Re: [PATCH mm-unstable v19 11/14] mm/khugepaged: Introduce mTHP collapse support

From: David Hildenbrand (Arm)

Date: Tue Jun 09 2026 - 05:39:29 EST


On 6/9/26 11:06, Nico Pache wrote:
> On Mon, Jun 8, 2026 at 8:57 AM David Hildenbrand (Arm) <david@xxxxxxxxxx> wrote:
>>
>> On 6/6/26 12:28, Lance Yang wrote:
>>>
>>>
>>> Looks broken for swap PTEs in PMD collapse ...
>>>
>>> collapse_scan_pmd() allows them up to max_ptes_swap and record them in
>>> unmapped, but they don't get a bit in mthp_present_ptes. And then
>>> mthp_collapse() does the check above:
>>
>> Right. I assumed this is implicitly handled by the optimization in collapse_scan_pmd:
>>
>> if (enabled_orders != BIT(HPAGE_PMD_ORDER))
>> max_ptes_none = KHUGEPAGED_MAX_PTES_LIMIT;
>>
>> But we perform the check a second time.
>>
>>>
>>> nr_occupied_ptes >= nr_ptes - max_ptes_none
>>>
>>> So max_ptes_none=0 + 511 present PTEs + one allowed swap PTE won't even
>>> call collapse_huge_page() for PMD order.
>>>
>>> Shouldn't we account for them in the PMD-order check? Something like:
>>>
>>> if (is_pmd_order(order))
>>> nr_occupied_ptes += unmapped;
>
> This solution seems good for a temporary fixup. but longterm we may
> want something else. I'm still not sure how we plan on supporting
> swapin without causing creep. So I'd be ok with adding a fix for
> legacy PMD behavior until we know how to handle mTHP creep correctly.
>
>> As an alternative, we could either 1) skip the check there for
>> pmd order (as the check was already done); or 2) introduce+maintain
>> a bitmap that tracks non-present PTEs.
>>
>> @@ -1475,7 +1477,9 @@ static enum scan_result mthp_collapse(struct mm_struct *mm,
>> nr_occupied_ptes = bitmap_weight_from(cc->mthp_present_ptes, offset,
>> offset + nr_ptes);
>>
>> - if (nr_occupied_ptes >= nr_ptes - max_ptes_none) {
>> + /* Check was already done in the caller. */
>> + if (is_pmd_order(order) ||
>> + nr_occupied_ptes >= nr_ptes - max_ptes_none) {
>> enum scan_result ret;
>>
>> collapse_address = address + offset * PAGE_SIZE;
>>
>> 2) would probably be cleanest long-term.
>
> That would be best for future swapin support in mTHP, but I still
> don't think it solves the creep issue.

It wouldn't, we'd simply maintain the state we collect + rely on in separate
bitmaps. On swapin, we'd have to update/refresh bitmaps I guess.

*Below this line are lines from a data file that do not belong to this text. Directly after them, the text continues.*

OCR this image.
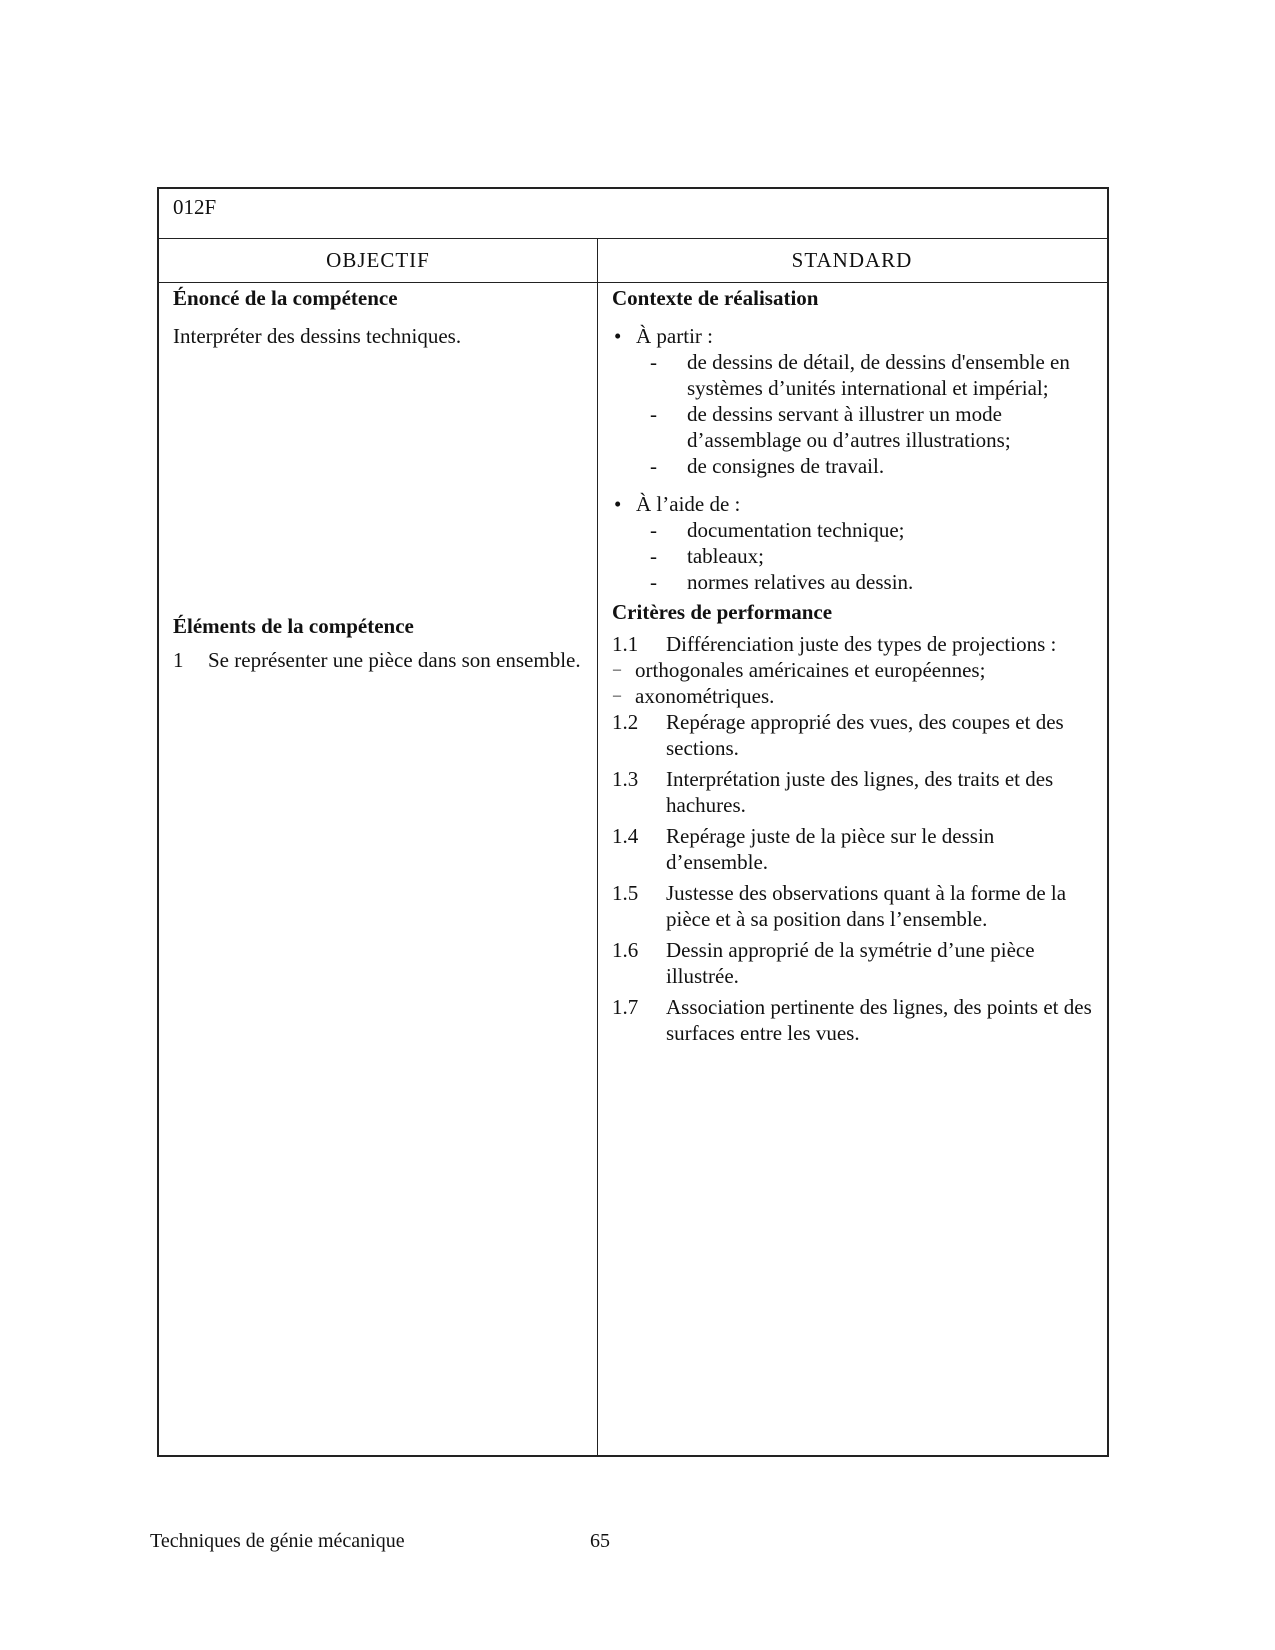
012F
OBJECTIF	STANDARD
Énoncé de la compétence
Interpréter des dessins techniques.
Éléments de la compétence
1 Se représenter une pièce dans son ensemble.
Contexte de réalisation
• À partir :
- de dessins de détail, de dessins d'ensemble en systèmes d’unités international et impérial;
- de dessins servant à illustrer un mode d’assemblage ou d’autres illustrations;
- de consignes de travail.
• À l’aide de :
- documentation technique;
- tableaux;
- normes relatives au dessin.
Critères de performance
1.1 Différenciation juste des types de projections :
– orthogonales américaines et européennes;
– axonométriques.
1.2 Repérage approprié des vues, des coupes et des sections.
1.3 Interprétation juste des lignes, des traits et des hachures.
1.4 Repérage juste de la pièce sur le dessin d’ensemble.
1.5 Justesse des observations quant à la forme de la pièce et à sa position dans l’ensemble.
1.6 Dessin approprié de la symétrie d’une pièce illustrée.
1.7 Association pertinente des lignes, des points et des surfaces entre les vues.
Techniques de génie mécanique	65
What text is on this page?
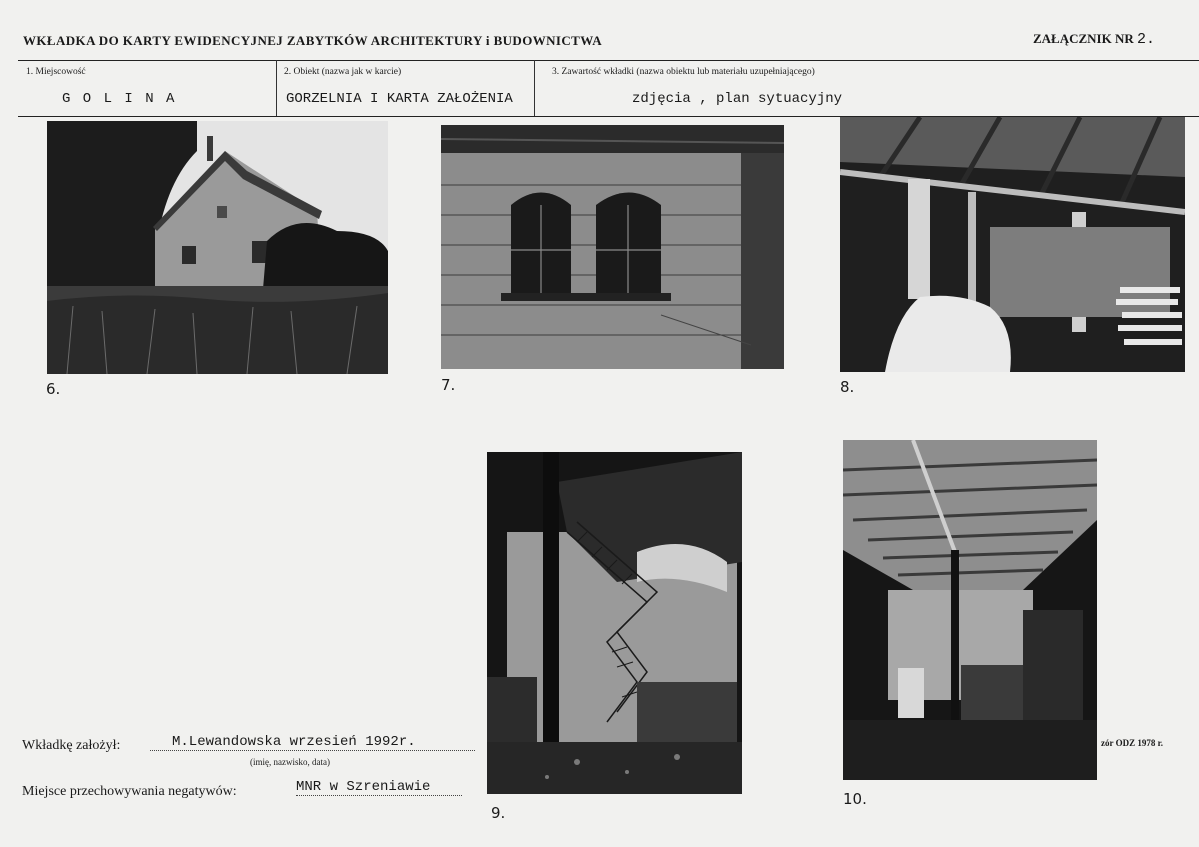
WKŁADKA DO KARTY EWIDENCYJNEJ ZABYTKÓW ARCHITEKTURY i BUDOWNICTWA	ZAŁĄCZNIK NR 2.
1. Miejscowość
G O L I N A
2. Obiekt (nazwa jak w karcie)
GORZELNIA I KARTA ZAŁOŻENIA
3. Zawartość wkładki (nazwa obiektu lub materiału uzupełniającego)
zdjęcia , plan sytuacyjny
6.	7.	8.
9.
10.
Wkładkę założył:	M.Lewandowska wrzesień 1992r.
(imię, nazwisko, data)
Miejsce przechowywania negatywów:	MNR w Szreniawie
zór ODZ 1978 r.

> Perhaps we could combine the
> two bitmaps to determine if it would make the future collapse eligible
> again? Not sure but ill start thinking about it.
>
> Should I send a fixup for this using Lance's solution? Or does Lance
> want to send a patch out with the fixes tag?

If Lance could send a fixup, explaining the situation, that would be nice.

--
Cheers,

David